Add references to IMPORT INTO in relevant docs #5451

lnhsingh · 2019-09-18T20:21:56Z

Closes #5180.

cockroach-teamcity · 2019-09-18T20:22:02Z

This change is

cockroach-teamcity · 2019-09-18T20:25:03Z

Online preview: http://cockroach-docs-review.s3-website-us-east-1.amazonaws.com/1b8cc3a3754d8a3156b6349b87704b815e455827/

Edited pages:

jseldess

Reviewable status: complete! 0 of 0 LGTMs obtained (waiting on @jseldess and @lhirata)

v19.2/insert.md, line 12 at r1 (raw file):

## Performance best practices

- <span class="version-tag">New in v19.2:</span> To bulk-insert data into an existing table, use the [`IMPORT INTO`](import-into.html) statement.

I don't think we should equate "inserting multiple rows" with "bulk inserting". If you're inserting multiple rows at once, this is still more performance.
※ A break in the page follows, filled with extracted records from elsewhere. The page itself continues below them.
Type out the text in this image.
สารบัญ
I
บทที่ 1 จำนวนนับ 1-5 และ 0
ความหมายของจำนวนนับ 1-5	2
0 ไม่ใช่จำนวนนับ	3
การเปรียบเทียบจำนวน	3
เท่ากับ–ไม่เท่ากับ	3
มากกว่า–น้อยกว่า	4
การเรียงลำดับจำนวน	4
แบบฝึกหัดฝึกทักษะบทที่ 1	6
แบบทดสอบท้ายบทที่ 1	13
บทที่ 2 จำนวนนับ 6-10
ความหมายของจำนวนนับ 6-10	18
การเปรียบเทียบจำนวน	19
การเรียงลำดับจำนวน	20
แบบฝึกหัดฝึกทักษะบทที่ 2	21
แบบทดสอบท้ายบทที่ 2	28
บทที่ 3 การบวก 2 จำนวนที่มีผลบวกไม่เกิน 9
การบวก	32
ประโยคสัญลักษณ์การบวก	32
If you're inserting "bulk", import into is better. Can you chat with Roland or the devs on where we should draw the threshold, or how to know which to use?

v19.2/insert.md, line 147 at r1 (raw file):

### Insert multiple rows into an existing table

<span class="version-tag">New in v19.2:</span> To bulk-insert data into an existing table, use the [`IMPORT INTO`](import-into.html) statement.

See above.

v19.2/performance-best-practices-overview.md, line 35 at r1 (raw file):

### Use `IMPORT INTO` instead of `INSERT` for bulk inserts into existing tables

<span class="version-tag">New in v19.2:</span> To bulk-insert data into an existing table, use the [`IMPORT INTO`](import-into.html) statement.

I suspect this is the right guidance here, since we're talking "bulk", but I also suspect we'll still want to guide people when to use multi-row inserts. Same question as above, really.

v19.2/performance-tuning.md, line 913 at r1 (raw file):

{{site.data.alerts.callout_info}}
<span class="version-tag">New in v19.2:</span> To import bulk data from one or more CSV files into an existing table, use the [`IMPORT INTO`](import-into.html) statement.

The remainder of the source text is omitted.